Dans les années 50, avec les lavandières lausannoises

Chaque semaine, Lausanne Cités en collaboration avec l’équipe du livre «Une journée à Lausanne» et les éditions Favre vous proposent deux photographies d’un même lieu à Lausanne, hier et aujourd’hui, accompagnées d’une anecdote y relative. Aujourd’hui, la buanderie Haldimand.

  • GEOFFREY COTTENCEAU

    GEOFFREY COTTENCEAU

«En 1950, j’avais 7 ans et j’habitais à la rue César-Roux 31. Je vivais chez mes grands-tantes, que l’on appelait simplement Les Tantes. Elles étaient blanchisseuses-repasseuses professionnelles et travaillaient chez elles à la maison.
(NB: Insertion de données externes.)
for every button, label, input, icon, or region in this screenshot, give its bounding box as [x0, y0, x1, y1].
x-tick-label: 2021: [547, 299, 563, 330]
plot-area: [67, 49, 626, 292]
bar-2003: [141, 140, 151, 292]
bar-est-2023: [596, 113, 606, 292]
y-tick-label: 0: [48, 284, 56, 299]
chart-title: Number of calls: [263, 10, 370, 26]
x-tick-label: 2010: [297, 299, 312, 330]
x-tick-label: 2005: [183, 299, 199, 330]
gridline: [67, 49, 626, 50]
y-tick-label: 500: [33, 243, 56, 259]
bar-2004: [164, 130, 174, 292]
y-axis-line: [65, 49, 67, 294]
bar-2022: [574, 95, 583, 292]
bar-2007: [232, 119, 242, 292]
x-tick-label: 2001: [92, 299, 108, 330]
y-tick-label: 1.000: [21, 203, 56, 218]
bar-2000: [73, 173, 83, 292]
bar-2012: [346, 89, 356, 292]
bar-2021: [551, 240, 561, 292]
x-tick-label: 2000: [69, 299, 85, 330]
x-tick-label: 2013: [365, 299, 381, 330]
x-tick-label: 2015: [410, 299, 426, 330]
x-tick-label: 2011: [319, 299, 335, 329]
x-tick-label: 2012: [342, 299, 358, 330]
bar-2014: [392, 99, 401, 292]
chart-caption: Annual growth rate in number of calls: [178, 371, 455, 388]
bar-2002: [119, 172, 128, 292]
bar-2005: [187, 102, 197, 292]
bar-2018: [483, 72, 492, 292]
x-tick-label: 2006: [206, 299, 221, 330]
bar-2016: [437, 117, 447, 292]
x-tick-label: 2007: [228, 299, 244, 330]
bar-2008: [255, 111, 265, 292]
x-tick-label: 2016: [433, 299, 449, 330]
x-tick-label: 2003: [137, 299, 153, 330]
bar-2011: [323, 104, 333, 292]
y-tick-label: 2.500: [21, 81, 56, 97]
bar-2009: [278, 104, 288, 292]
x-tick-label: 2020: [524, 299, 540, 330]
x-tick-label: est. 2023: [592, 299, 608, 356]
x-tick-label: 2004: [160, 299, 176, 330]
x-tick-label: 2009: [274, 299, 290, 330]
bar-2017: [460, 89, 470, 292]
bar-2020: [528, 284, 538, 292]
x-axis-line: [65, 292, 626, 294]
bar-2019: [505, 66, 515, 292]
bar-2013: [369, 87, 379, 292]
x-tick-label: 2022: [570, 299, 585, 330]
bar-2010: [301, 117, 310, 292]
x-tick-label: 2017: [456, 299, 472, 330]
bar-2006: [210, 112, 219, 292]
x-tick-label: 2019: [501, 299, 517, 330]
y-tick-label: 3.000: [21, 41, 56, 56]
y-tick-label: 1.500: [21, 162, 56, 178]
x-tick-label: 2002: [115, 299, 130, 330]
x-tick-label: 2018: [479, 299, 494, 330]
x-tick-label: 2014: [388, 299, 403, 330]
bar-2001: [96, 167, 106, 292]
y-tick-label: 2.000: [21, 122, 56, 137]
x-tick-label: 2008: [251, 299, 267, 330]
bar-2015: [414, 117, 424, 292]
La buanderie Haldimand se dressait tout près, juste au coin de la rue de l’Industrie et du début de la rue du Tunnel. Une foule de femmes, blanchisseuses professionnelles ou simples ménagères venaient y frotter leur linge sale. C’était un signe ostensible d’appartenance au petit monde des lavandières lausannoises. L’eau ruisselait de partout, des volutes de vapeur se déchiraient en grimpant au plafond, des remugles de savon emplissaient l’air humide. Au fond se situaient les longues et étroites armoires de séchage. Leur masse noire m’impressionnait. Sur des fils, le buste tendu, les femmes suspendaient draps, torchons et serviettes. Les Tantes accédaient à ce temple de la propreté avec leur petit char. C’est aussi avec le petit char, véhicule en bois sur quatre roues dont deux orientables et guidées par un timon, qu’on allait livrer le linge fraîchement repassé et fleurant bon le savon de Marseille.

J’aidais les vieilles Tantes à le tirer et à décharger les piles de linge. Parfois, on me permettait de sonner à la plaque ripolinée. Quand la grande porte de chêne s’entrouvait sur le visage hautain d’un huissier, une bouffée d’encaustique mélangée à l’odeur du papier encré s’échappait des profondeurs des sombres bureaux.»

Xavier Koeb, architecte indépendant, 2021.